Teaching

Teaching

In parallel with my PhD, I was working part-time as a Teaching Scholar in the Department of Computing at Imperial College. Since 2022, I have held a Postgraduate Certificate in University Teaching and Learning and I am a Fellow of the Advance Higher Education. Here are some of my contributions:

Supervision

During my PhD, I co-supervised 4 MSc, 5 MEng and 1 UROP students together with my PhD advisor, Dr Antoine Cully. Their projects focused on Quality-Diversity and Deep Reinforcement Learning algorithms.

Computation Techniques - Course leader

In 2022, I was Course Leader for the Computation Techniques second-year undergraduate course. I taught the foundations of Linear Algebra to approximately 110 students, delivered plenary lectures, designed teaching materials, organised laboratory sessions, and set examinations. We made all the material available on the Course website. In particular, I am especially proud of the Linear Algebra Lecture notes that I created for this course.

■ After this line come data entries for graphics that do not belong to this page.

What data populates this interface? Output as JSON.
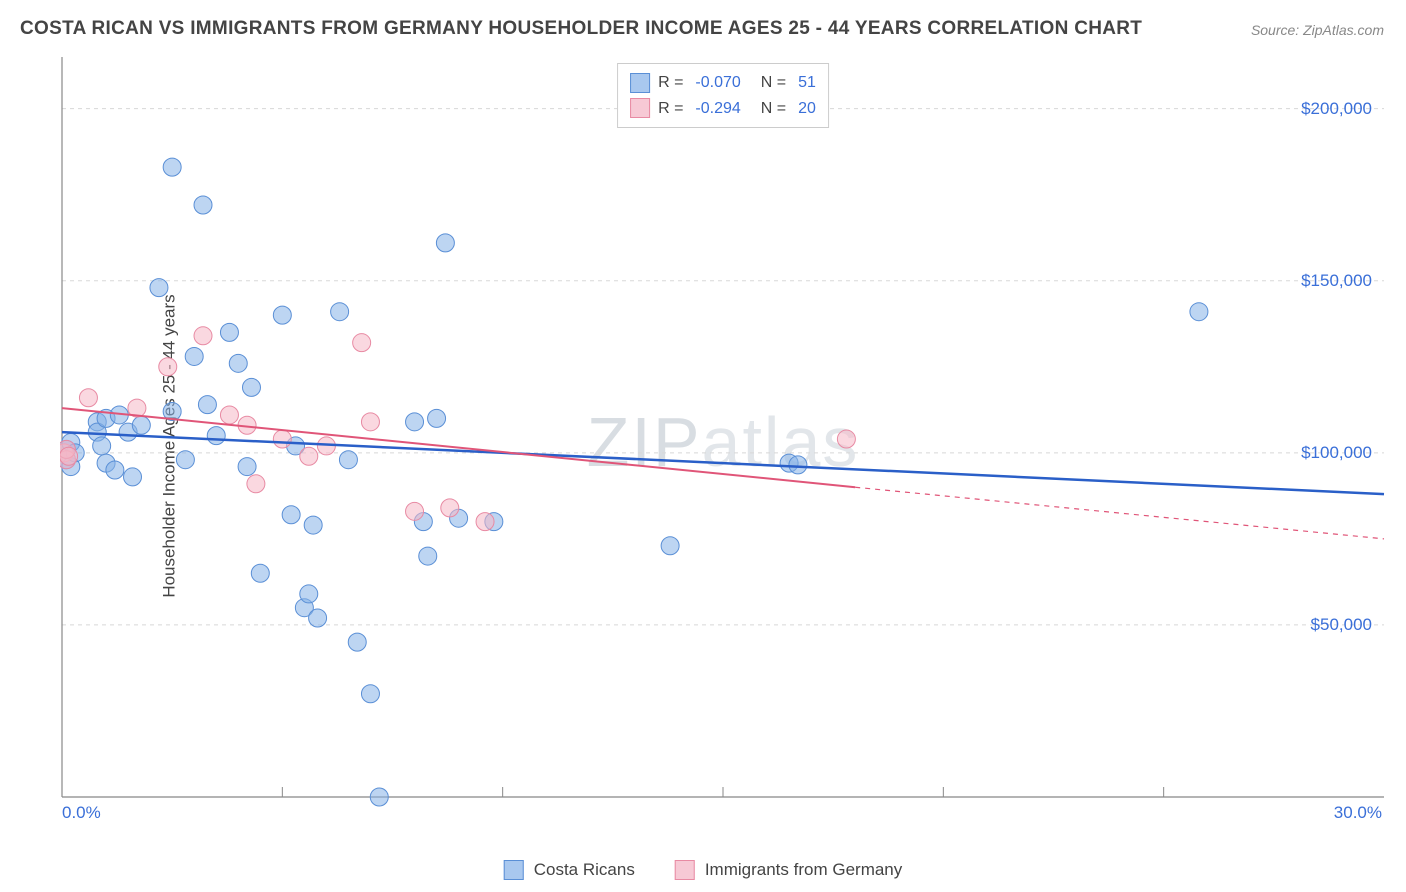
{
  "title": "COSTA RICAN VS IMMIGRANTS FROM GERMANY HOUSEHOLDER INCOME AGES 25 - 44 YEARS CORRELATION CHART",
  "source": "Source: ZipAtlas.com",
  "y_axis_label": "Householder Income Ages 25 - 44 years",
  "watermark": {
    "part1": "ZIP",
    "part2": "atlas"
  },
  "chart": {
    "type": "scatter",
    "background_color": "#ffffff",
    "grid_color": "#d8d8d8",
    "grid_dash": "4,4",
    "axis_color": "#888888",
    "xlim": [
      0,
      30
    ],
    "ylim": [
      0,
      215000
    ],
    "x_ticks": [
      0,
      30
    ],
    "x_tick_labels": [
      "0.0%",
      "30.0%"
    ],
    "x_minor_ticks": [
      5,
      10,
      15,
      20,
      25
    ],
    "y_ticks": [
      50000,
      100000,
      150000,
      200000
    ],
    "y_tick_labels": [
      "$50,000",
      "$100,000",
      "$150,000",
      "$200,000"
    ],
    "marker_radius": 9,
    "marker_opacity": 0.55,
    "series": [
      {
        "name": "Costa Ricans",
        "fill": "#87b3e8",
        "stroke": "#5a8fd6",
        "trend_color": "#2a5fc8",
        "trend_width": 2.5,
        "R": "-0.070",
        "N": "51",
        "trend": {
          "x1": 0,
          "y1": 106000,
          "x2": 30,
          "y2": 88000
        },
        "points": [
          [
            0.1,
            98000
          ],
          [
            0.1,
            101000
          ],
          [
            0.2,
            96000
          ],
          [
            0.2,
            103000
          ],
          [
            0.3,
            100000
          ],
          [
            0.8,
            109000
          ],
          [
            0.8,
            106000
          ],
          [
            0.9,
            102000
          ],
          [
            1.0,
            97000
          ],
          [
            1.0,
            110000
          ],
          [
            1.2,
            95000
          ],
          [
            1.3,
            111000
          ],
          [
            1.5,
            106000
          ],
          [
            1.6,
            93000
          ],
          [
            1.8,
            108000
          ],
          [
            2.2,
            148000
          ],
          [
            2.5,
            183000
          ],
          [
            2.5,
            112000
          ],
          [
            2.8,
            98000
          ],
          [
            3.0,
            128000
          ],
          [
            3.2,
            172000
          ],
          [
            3.3,
            114000
          ],
          [
            3.5,
            105000
          ],
          [
            3.8,
            135000
          ],
          [
            4.0,
            126000
          ],
          [
            4.2,
            96000
          ],
          [
            4.3,
            119000
          ],
          [
            4.5,
            65000
          ],
          [
            5.0,
            140000
          ],
          [
            5.2,
            82000
          ],
          [
            5.3,
            102000
          ],
          [
            5.5,
            55000
          ],
          [
            5.6,
            59000
          ],
          [
            5.7,
            79000
          ],
          [
            5.8,
            52000
          ],
          [
            6.3,
            141000
          ],
          [
            6.5,
            98000
          ],
          [
            6.7,
            45000
          ],
          [
            7.0,
            30000
          ],
          [
            7.2,
            0
          ],
          [
            8.0,
            109000
          ],
          [
            8.2,
            80000
          ],
          [
            8.3,
            70000
          ],
          [
            8.7,
            161000
          ],
          [
            9.0,
            81000
          ],
          [
            9.8,
            80000
          ],
          [
            13.8,
            73000
          ],
          [
            16.5,
            97000
          ],
          [
            16.7,
            96500
          ],
          [
            25.8,
            141000
          ],
          [
            8.5,
            110000
          ]
        ]
      },
      {
        "name": "Immigrants from Germany",
        "fill": "#f5b8c7",
        "stroke": "#e88aa3",
        "trend_color": "#e05578",
        "trend_width": 2,
        "R": "-0.294",
        "N": "20",
        "trend": {
          "x1": 0,
          "y1": 113000,
          "x2": 18,
          "y2": 90000
        },
        "trend_ext": {
          "x1": 18,
          "y1": 90000,
          "x2": 30,
          "y2": 75000
        },
        "points": [
          [
            0.05,
            100000
          ],
          [
            0.1,
            98000
          ],
          [
            0.1,
            101000
          ],
          [
            0.15,
            99000
          ],
          [
            0.6,
            116000
          ],
          [
            1.7,
            113000
          ],
          [
            2.4,
            125000
          ],
          [
            3.2,
            134000
          ],
          [
            3.8,
            111000
          ],
          [
            4.2,
            108000
          ],
          [
            4.4,
            91000
          ],
          [
            5.0,
            104000
          ],
          [
            5.6,
            99000
          ],
          [
            6.0,
            102000
          ],
          [
            6.8,
            132000
          ],
          [
            7.0,
            109000
          ],
          [
            8.0,
            83000
          ],
          [
            8.8,
            84000
          ],
          [
            9.6,
            80000
          ],
          [
            17.8,
            104000
          ]
        ]
      }
    ],
    "legend_top": [
      {
        "swatch_fill": "#a9c8ef",
        "swatch_stroke": "#5a8fd6",
        "R": "-0.070",
        "N": "51"
      },
      {
        "swatch_fill": "#f7c9d5",
        "swatch_stroke": "#e88aa3",
        "R": "-0.294",
        "N": "20"
      }
    ],
    "legend_bottom": [
      {
        "swatch_fill": "#a9c8ef",
        "swatch_stroke": "#5a8fd6",
        "label": "Costa Ricans"
      },
      {
        "swatch_fill": "#f7c9d5",
        "swatch_stroke": "#e88aa3",
        "label": "Immigrants from Germany"
      }
    ]
  }
}
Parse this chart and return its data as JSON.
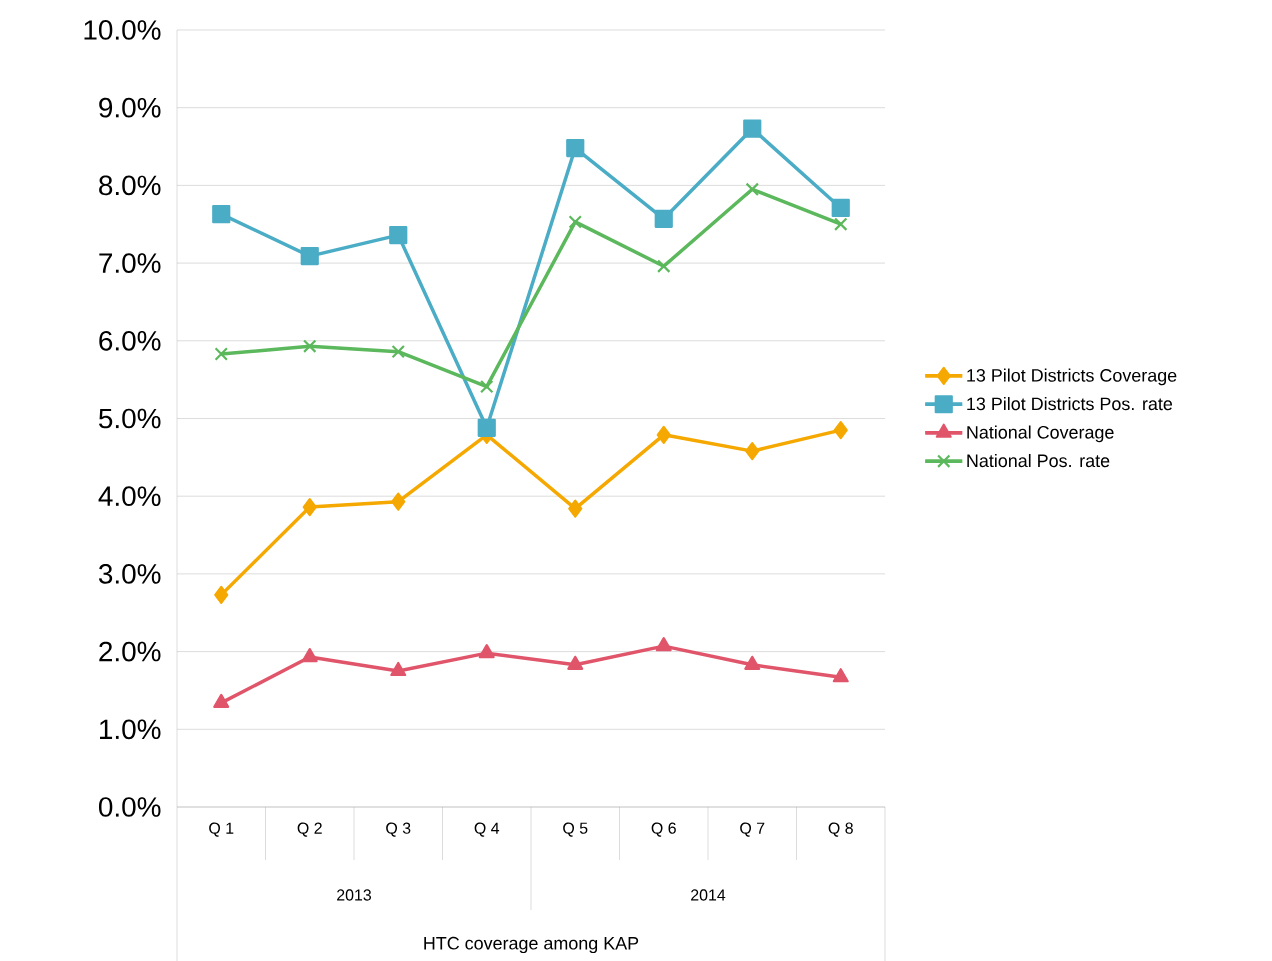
{
  "chart_data": {
    "type": "line",
    "categories": [
      "Q 1",
      "Q 2",
      "Q 3",
      "Q 4",
      "Q 5",
      "Q 6",
      "Q 7",
      "Q 8"
    ],
    "annotations": [
      "2013",
      "2014",
      "HTC coverage among KAP"
    ],
    "ylim": [
      0,
      10
    ],
    "yticks": [
      {
        "value": 0,
        "label": "0.0%"
      },
      {
        "value": 1,
        "label": "1.0%"
      },
      {
        "value": 2,
        "label": "2.0%"
      },
      {
        "value": 3,
        "label": "3.0%"
      },
      {
        "value": 4,
        "label": "4.0%"
      },
      {
        "value": 5,
        "label": "5.0%"
      },
      {
        "value": 6,
        "label": "6.0%"
      },
      {
        "value": 7,
        "label": "7.0%"
      },
      {
        "value": 8,
        "label": "8.0%"
      },
      {
        "value": 9,
        "label": "9.0%"
      },
      {
        "value": 10,
        "label": "10.0%"
      }
    ],
    "grid": "y",
    "legend": "right",
    "line_style": "solid",
    "series": [
      {
        "name": "13 Pilot Districts Coverage",
        "color": "#f5a800",
        "marker": "diamond",
        "values": [
          2.73,
          3.86,
          3.93,
          4.79,
          3.84,
          4.79,
          4.58,
          4.85
        ]
      },
      {
        "name": "13 Pilot Districts Pos. rate",
        "color": "#4bacc6",
        "marker": "square",
        "values": [
          7.63,
          7.09,
          7.36,
          4.88,
          8.48,
          7.57,
          8.73,
          7.71
        ]
      },
      {
        "name": "National Coverage",
        "color": "#e0556a",
        "marker": "triangle",
        "values": [
          1.34,
          1.93,
          1.75,
          1.98,
          1.83,
          2.07,
          1.83,
          1.67
        ]
      },
      {
        "name": "National Pos. rate",
        "color": "#5cb85c",
        "marker": "cross",
        "values": [
          5.83,
          5.93,
          5.86,
          5.41,
          7.53,
          6.96,
          7.95,
          7.5
        ]
      }
    ]
  }
}
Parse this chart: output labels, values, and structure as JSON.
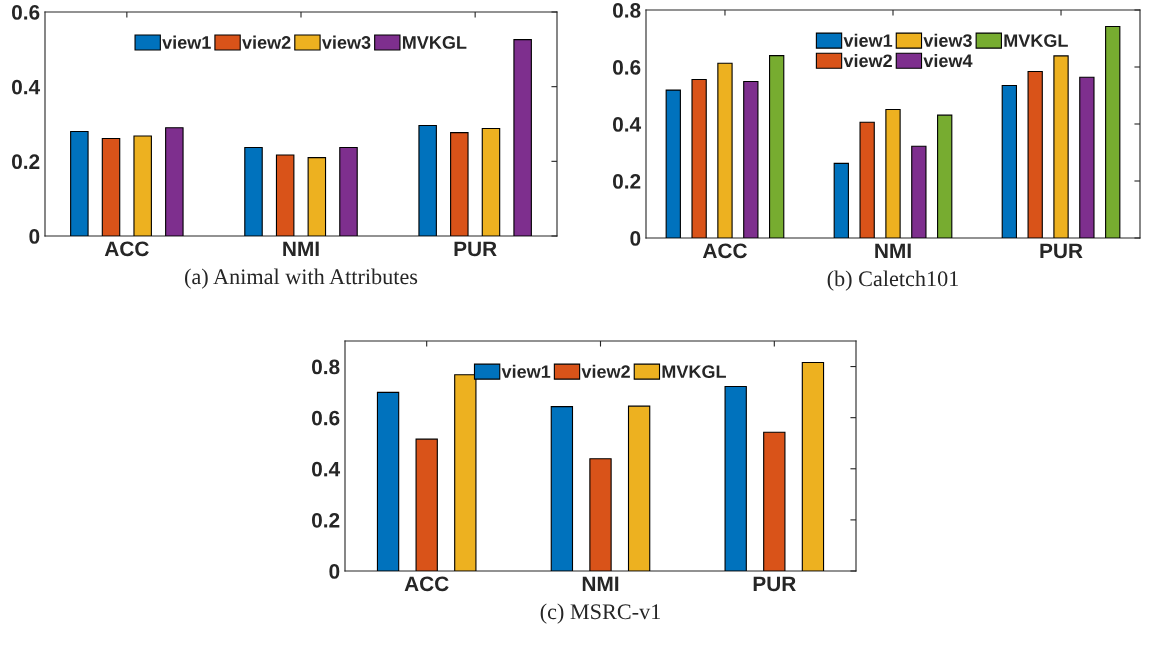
{
  "chart_data": [
    {
      "type": "bar",
      "xlabel": "(a) Animal with Attributes",
      "categories": [
        "ACC",
        "NMI",
        "PUR"
      ],
      "ylim": [
        0,
        0.6
      ],
      "yticks": [
        0,
        0.2,
        0.4,
        0.6
      ],
      "legend": "top",
      "series": [
        {
          "name": "view1",
          "color": "#0072bd",
          "values": [
            0.28,
            0.237,
            0.296
          ]
        },
        {
          "name": "view2",
          "color": "#d95319",
          "values": [
            0.261,
            0.217,
            0.277
          ]
        },
        {
          "name": "view3",
          "color": "#edb120",
          "values": [
            0.268,
            0.21,
            0.288
          ]
        },
        {
          "name": "MVKGL",
          "color": "#7e2f8e",
          "values": [
            0.29,
            0.237,
            0.526
          ]
        }
      ]
    },
    {
      "type": "bar",
      "xlabel": "(b) Caletch101",
      "categories": [
        "ACC",
        "NMI",
        "PUR"
      ],
      "ylim": [
        0,
        0.8
      ],
      "yticks": [
        0,
        0.2,
        0.4,
        0.6,
        0.8
      ],
      "legend": "top",
      "series": [
        {
          "name": "view1",
          "color": "#0072bd",
          "values": [
            0.519,
            0.262,
            0.535
          ]
        },
        {
          "name": "view2",
          "color": "#d95319",
          "values": [
            0.556,
            0.406,
            0.584
          ]
        },
        {
          "name": "view3",
          "color": "#edb120",
          "values": [
            0.613,
            0.451,
            0.639
          ]
        },
        {
          "name": "view4",
          "color": "#7e2f8e",
          "values": [
            0.549,
            0.322,
            0.564
          ]
        },
        {
          "name": "MVKGL",
          "color": "#77ac30",
          "values": [
            0.64,
            0.431,
            0.742
          ]
        }
      ]
    },
    {
      "type": "bar",
      "xlabel": "(c) MSRC-v1",
      "categories": [
        "ACC",
        "NMI",
        "PUR"
      ],
      "ylim": [
        0,
        0.9
      ],
      "yticks": [
        0,
        0.2,
        0.4,
        0.6,
        0.8
      ],
      "legend": "top",
      "series": [
        {
          "name": "view1",
          "color": "#0072bd",
          "values": [
            0.699,
            0.643,
            0.722
          ]
        },
        {
          "name": "view2",
          "color": "#d95319",
          "values": [
            0.516,
            0.439,
            0.543
          ]
        },
        {
          "name": "MVKGL",
          "color": "#edb120",
          "values": [
            0.768,
            0.645,
            0.816
          ]
        }
      ]
    }
  ]
}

Reinforcement Learning - Lead Teaching Assistant

In 2021 and 2022, I was Lead Teaching Assistant for the MSc Reinforcement Learning lecture, which was attended by around 350 students. I was responsible for designing all coursework and laboratory assignments, leading Q&A sessions, organising laboratory classes, and coordinating a team of 25 teaching assistants. As an example, here is the first lab-assigmment of the lecture, which I designed to help students understand the basics of Markov Decision Processes (MDPs).

Other Teaching activities

Throughout my PhD, I also tutored small-group mathematics tutorials for first-year undergraduates, focusing on the basics of Analysis and Linear Algebra.

In addition, I served as a Teaching Assistant for a range of lectures, including C++, Robot Learning and Control, Introduction to Machine Learning, and Machine Learning for Imaging.